As the process matured, highway maintenance teams have taken further steps toward improving the use of scarce maintenance funds, which ultimately translates to better customer service. Using Pareto principles, they identified the 10 maintenance activities that use the highest number of labor-hours throughout the state. They then created a productivity index, which is mathematically weighted to level the impact of any activity in relation to others.

Baselines were developed using data from fiscal years 1993, 1994 and 1995, and they established a goal of 5-percent improvement on the overall productivity index by fiscal year 1997. Each of the 10 districts chose one activity. Cross-functional teams, using quality tools, are now working to improve productivity in these areas. They will then develop a strategy to spread the results of their improvement efforts to the other districts.

The Yuma district is working to    improve the road surface overlay process, using a flowchart of the activities, identifying opportunities for improving the process and developing cost comparisons between current and recommended methods.

In Prescott, the team is examining fence repair, using tools that include flowcharts and cause-and-effect diagrams. They identified damage from elk attempting to jump fences as a major cause of fence repair and designed an elk jump as part of their improvement efforts.

Through the efforts of Arizona State Sen. John Huppenthal, maintenance teams will have the opportunity to share in the cost savings generated by these improvements through a statewide maintenance incentive program.

The Prescott district has begun a pilot incentive program following concurrence by all work units in the area. The group has already identified nearly $300,000 in cost savings from examining just three areas: fuel cost, equipment use and equipment scheduling.
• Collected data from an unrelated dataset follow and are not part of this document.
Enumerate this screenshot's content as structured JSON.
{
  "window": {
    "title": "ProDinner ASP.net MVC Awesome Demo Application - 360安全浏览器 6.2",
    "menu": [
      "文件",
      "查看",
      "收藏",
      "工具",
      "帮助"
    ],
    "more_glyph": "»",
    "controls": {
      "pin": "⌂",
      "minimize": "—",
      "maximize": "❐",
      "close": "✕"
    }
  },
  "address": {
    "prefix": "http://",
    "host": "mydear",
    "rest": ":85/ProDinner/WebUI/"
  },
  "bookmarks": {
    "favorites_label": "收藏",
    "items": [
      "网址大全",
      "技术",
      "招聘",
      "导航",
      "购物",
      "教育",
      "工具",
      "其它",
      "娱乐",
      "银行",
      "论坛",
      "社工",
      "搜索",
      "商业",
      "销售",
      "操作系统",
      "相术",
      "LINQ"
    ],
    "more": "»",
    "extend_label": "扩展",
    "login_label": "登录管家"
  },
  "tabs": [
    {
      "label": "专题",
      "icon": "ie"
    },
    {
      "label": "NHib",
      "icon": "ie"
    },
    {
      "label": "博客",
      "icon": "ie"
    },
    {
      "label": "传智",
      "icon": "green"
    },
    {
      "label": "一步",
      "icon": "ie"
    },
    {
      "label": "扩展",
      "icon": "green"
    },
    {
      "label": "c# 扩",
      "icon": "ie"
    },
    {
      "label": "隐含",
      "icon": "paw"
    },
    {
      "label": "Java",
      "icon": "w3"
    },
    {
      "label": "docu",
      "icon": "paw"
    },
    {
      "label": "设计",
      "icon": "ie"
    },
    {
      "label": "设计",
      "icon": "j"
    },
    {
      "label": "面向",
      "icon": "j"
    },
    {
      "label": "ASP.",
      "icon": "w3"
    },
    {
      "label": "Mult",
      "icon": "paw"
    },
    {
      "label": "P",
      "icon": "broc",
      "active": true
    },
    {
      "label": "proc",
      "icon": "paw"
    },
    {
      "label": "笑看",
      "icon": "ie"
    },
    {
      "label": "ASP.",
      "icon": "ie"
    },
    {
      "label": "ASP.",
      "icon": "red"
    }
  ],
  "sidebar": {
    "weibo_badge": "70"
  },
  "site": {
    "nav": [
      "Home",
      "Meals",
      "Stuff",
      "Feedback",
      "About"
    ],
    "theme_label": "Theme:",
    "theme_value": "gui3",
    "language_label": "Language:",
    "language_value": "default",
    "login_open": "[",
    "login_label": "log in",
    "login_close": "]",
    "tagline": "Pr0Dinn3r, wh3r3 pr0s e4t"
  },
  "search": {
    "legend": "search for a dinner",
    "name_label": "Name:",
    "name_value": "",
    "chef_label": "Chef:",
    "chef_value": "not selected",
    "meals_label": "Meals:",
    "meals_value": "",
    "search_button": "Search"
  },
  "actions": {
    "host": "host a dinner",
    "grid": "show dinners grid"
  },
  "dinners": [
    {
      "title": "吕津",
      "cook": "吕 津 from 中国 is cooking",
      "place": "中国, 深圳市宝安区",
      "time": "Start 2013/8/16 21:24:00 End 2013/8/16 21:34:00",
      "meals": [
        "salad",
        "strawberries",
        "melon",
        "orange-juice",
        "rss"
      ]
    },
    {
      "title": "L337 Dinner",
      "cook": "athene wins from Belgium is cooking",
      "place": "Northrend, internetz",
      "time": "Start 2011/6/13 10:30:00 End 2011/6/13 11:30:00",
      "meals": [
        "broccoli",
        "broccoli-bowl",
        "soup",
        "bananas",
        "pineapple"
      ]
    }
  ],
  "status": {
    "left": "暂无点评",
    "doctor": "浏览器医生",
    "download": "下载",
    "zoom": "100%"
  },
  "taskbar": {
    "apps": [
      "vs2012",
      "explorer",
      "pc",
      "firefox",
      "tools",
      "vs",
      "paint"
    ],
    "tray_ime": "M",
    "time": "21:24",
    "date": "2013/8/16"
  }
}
Using a rating matrix consisting of team productivity and quality measures, employee feedback measures and customer feedback, these maintenance workers will measure progress and have an opportunity to earn up to $100 per month in incentive pay. While this may not seem like a substantial amount of money, the incentive program has provided a unique opportunity to reward highway maintenance employees for employing innovation and creativity in improving their work products and customer service. The program also has had a very positive effect on employee morale.

As with all such endeavors, ADOT realizes that quality is a journey, not a destination. The progress realized by highway maintenance workers in improving how they do business and serve their customers is indicative of the efforts of ADOT as it embarks on this difficult but rewarding path. ADOT's "angels in orange shirts" now recognize that they can influence how this public sector agency does business in a substantial way.

About the authors

Mary E. Peters is deputy director and chief operating officer for the Arizona Department of Transportation. ADOT has a staff of about 4,800 employees.

Peters has worked for ADOT for 10 years. Prior to her current position, she was contracts administrator for Engineering Consultants Services at the agency. In that capacity, she was responsible for professional engineering and architectural services contracts and agreements valued at nearly $1 billion.

Larry S. Bonine was appointed director of the Arizona Department of Transportation on March 1, 1993, by Gov. Fife Symington. Prior to joining ADOT, he was with the joint venture of Bechtel/Parsons Brinckerhoff, where he served as projectwide area construction manager and partnering champion for the Massachusetts Highway Department's Central Artery/Tunnel Project, the largest construction project of its kind in the United States today.

Bonine is a 26-year veteran of the U.S. Army Corps of Engineers. He is one of the pioneers of public sector partnering and is a strong proponent of total quality management. Bonine served as district engineer of both the U.S. Army Engineer District in Mobile, Alabama, and the Little Rock District in Arkansas. While in Mobile, he oversaw an engineering and construction program in excess of $1 billion that spanned the Southeastern United States and Latin America, and provided leadership to more than 2,000 federal employees.